The United States’ Department of Homeland Security has written to inform the diocese of Rio Grande that its federal assistance has been stopped while the departement investigates what it describes as “concerns” that the funding may have supported “entities engaged in or facilitating illegal activities”.
The diocese’s Borderland Ministries team runs a shelter at St Christopher’s Episcopal Church, El Paso, which has previously housed up to 25 asylum-seekers brought to them by the US Border Patrol.
The diocese covers the US state of New Mexico and part of Texas. About 40 per cent of the US-Mexico border is in the diocese, and Borderland Ministries has been working with migrants for decades.
Bishop Hunn said that he was “insulted by the insinuation that we have been involved in anything illegal or immoral”. In a five-minute video, posted on YouTube, he said that the letter, which he read out, “insinuates we have been involved in human trafficking”.

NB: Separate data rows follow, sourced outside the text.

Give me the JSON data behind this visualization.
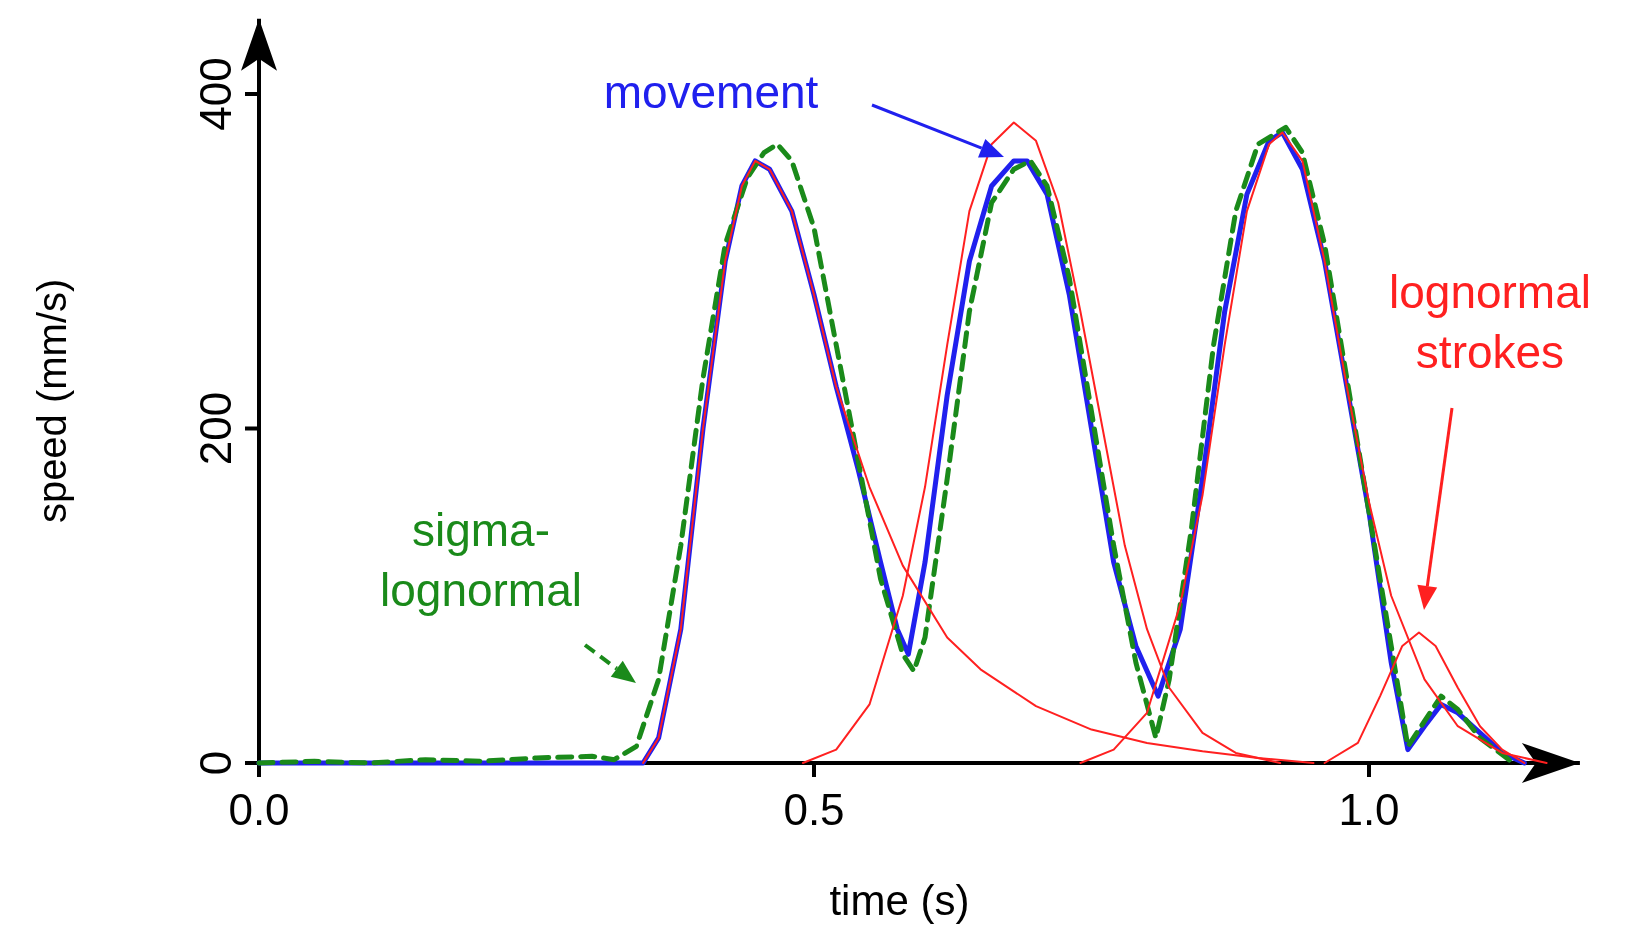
{
  "chart_data": {
    "type": "line",
    "xlabel": "time (s)",
    "ylabel": "speed (mm/s)",
    "xlim": [
      0,
      1.19
    ],
    "ylim": [
      0,
      445
    ],
    "xticks": [
      {
        "value": 0,
        "label": "0.0"
      },
      {
        "value": 0.5,
        "label": "0.5"
      },
      {
        "value": 1,
        "label": "1.0"
      }
    ],
    "yticks": [
      0,
      200,
      400
    ],
    "grid": false,
    "marker": "none",
    "annotations": [
      "movement",
      "sigma-lognormal",
      "lognormal strokes"
    ],
    "series": [
      {
        "color": "#2020ee",
        "line_style": "solid",
        "x": [
          0,
          0.346,
          0.36,
          0.38,
          0.4,
          0.42,
          0.435,
          0.447,
          0.46,
          0.48,
          0.5,
          0.52,
          0.54,
          0.56,
          0.575,
          0.585,
          0.6,
          0.62,
          0.64,
          0.66,
          0.68,
          0.692,
          0.71,
          0.73,
          0.75,
          0.77,
          0.79,
          0.81,
          0.83,
          0.85,
          0.87,
          0.89,
          0.91,
          0.922,
          0.94,
          0.96,
          0.98,
          1.0,
          1.02,
          1.035,
          1.05,
          1.065,
          1.08,
          1.1,
          1.12,
          1.14
        ],
        "values": [
          0,
          0,
          15,
          80,
          200,
          300,
          345,
          360,
          355,
          330,
          280,
          225,
          175,
          120,
          80,
          65,
          120,
          220,
          300,
          345,
          360,
          360,
          340,
          280,
          200,
          120,
          70,
          40,
          80,
          170,
          270,
          340,
          372,
          377,
          355,
          300,
          225,
          150,
          60,
          8,
          22,
          35,
          30,
          18,
          6,
          0
        ]
      },
      {
        "color": "#1a8a1a",
        "line_style": "dashed",
        "x": [
          0,
          0.05,
          0.1,
          0.15,
          0.2,
          0.25,
          0.3,
          0.32,
          0.34,
          0.36,
          0.38,
          0.4,
          0.42,
          0.44,
          0.455,
          0.467,
          0.48,
          0.5,
          0.52,
          0.54,
          0.56,
          0.58,
          0.59,
          0.6,
          0.62,
          0.64,
          0.66,
          0.68,
          0.695,
          0.71,
          0.73,
          0.75,
          0.77,
          0.79,
          0.808,
          0.82,
          0.84,
          0.86,
          0.88,
          0.9,
          0.925,
          0.94,
          0.96,
          0.98,
          1.0,
          1.02,
          1.035,
          1.05,
          1.065,
          1.08,
          1.1,
          1.13
        ],
        "values": [
          0,
          1,
          0,
          2,
          1,
          3,
          4,
          2,
          10,
          50,
          130,
          230,
          310,
          350,
          365,
          370,
          360,
          320,
          250,
          180,
          110,
          65,
          55,
          75,
          170,
          270,
          335,
          355,
          360,
          345,
          290,
          210,
          130,
          60,
          15,
          50,
          140,
          250,
          330,
          370,
          380,
          365,
          310,
          230,
          150,
          70,
          10,
          25,
          40,
          32,
          15,
          0
        ]
      },
      {
        "color": "#ff2020",
        "line_style": "solid",
        "x": [
          0.346,
          0.36,
          0.38,
          0.4,
          0.42,
          0.435,
          0.447,
          0.46,
          0.48,
          0.5,
          0.52,
          0.55,
          0.58,
          0.62,
          0.65,
          0.7,
          0.75,
          0.8,
          0.85,
          0.9,
          0.95
        ],
        "values": [
          0,
          15,
          80,
          200,
          300,
          345,
          360,
          355,
          330,
          280,
          225,
          165,
          118,
          75,
          56,
          34,
          20,
          12,
          7,
          3,
          0
        ]
      },
      {
        "color": "#ff2020",
        "line_style": "solid",
        "x": [
          0.49,
          0.52,
          0.55,
          0.58,
          0.6,
          0.62,
          0.64,
          0.66,
          0.68,
          0.7,
          0.72,
          0.74,
          0.76,
          0.78,
          0.8,
          0.82,
          0.85,
          0.88,
          0.92
        ],
        "values": [
          0,
          8,
          35,
          100,
          165,
          250,
          330,
          370,
          383,
          372,
          335,
          270,
          200,
          130,
          80,
          45,
          18,
          6,
          0
        ]
      },
      {
        "color": "#ff2020",
        "line_style": "solid",
        "x": [
          0.74,
          0.77,
          0.8,
          0.83,
          0.85,
          0.87,
          0.89,
          0.91,
          0.922,
          0.94,
          0.96,
          0.98,
          1.0,
          1.02,
          1.05,
          1.08,
          1.12,
          1.16
        ],
        "values": [
          0,
          8,
          30,
          95,
          160,
          250,
          330,
          370,
          377,
          360,
          300,
          225,
          156,
          100,
          50,
          22,
          6,
          0
        ]
      },
      {
        "color": "#ff2020",
        "line_style": "solid",
        "x": [
          0.96,
          0.99,
          1.01,
          1.03,
          1.045,
          1.06,
          1.08,
          1.1,
          1.12,
          1.14
        ],
        "values": [
          0,
          12,
          40,
          70,
          78,
          70,
          45,
          22,
          8,
          0
        ]
      }
    ]
  }
}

The letter, dated Tuesday of last week, is signed by the acting administrator for the Federal Emergency Management Agency, Cameron Hamilton. It raises what it says are “significant concerns” that federal funding “is going to entities engaged in or facilitating illegal activities”.
“The department is concerned that entities receiving payment under this program may be guilty of encouraging or inducing an alien to come, to enter or reside in the United States in violation of law; transporting or moving illegal aliens; harboring, concealing or shielding from detection illegal aliens; or applicable conspiracy, aiding or abetting, or attempt liability.”
But Bishop Hunn said: “We in the Diocese of the Rio Grande have been practising our constitutionally guaranteed faith. We are following Jesus Christ by welcoming the stranger and loving our neighbour, and we have done so in partnership with the federal government.”
He said that listeners deserved to know the facts, and explained that the church shelter was one of a network of shelters that had worked with Customs and Border Protection to give temporary shelter to migrants claiming asylum and legally entering the US through the Mexican border. Migrants usually stay at the shelter for three days before being moved elsewhere while their asylum claim is processed.
Funding for some of the shelter’s costs came through the Biden administration’s Homeland Security’s Shelter and Services programme. The letter from Homeland Security informed the diocese that it would not get any funding, even for costs already incurred, the Bishop said.
The shelter at St Christopher’s has housed more than 1700 people in the years it has operated, but no migrants since December 2024, because of the reduction in border crossings.
“We are doing what our faith demands of us. Following Jesus Christ’s command that we welcome the stranger, love our neighbour, feed the hungry, clothe the naked, and house those who have nowhere to go,” the Bishop said.
The diocese of Rio Grande told the Episcopal News Service that it was taking legal advice on its response to the letter.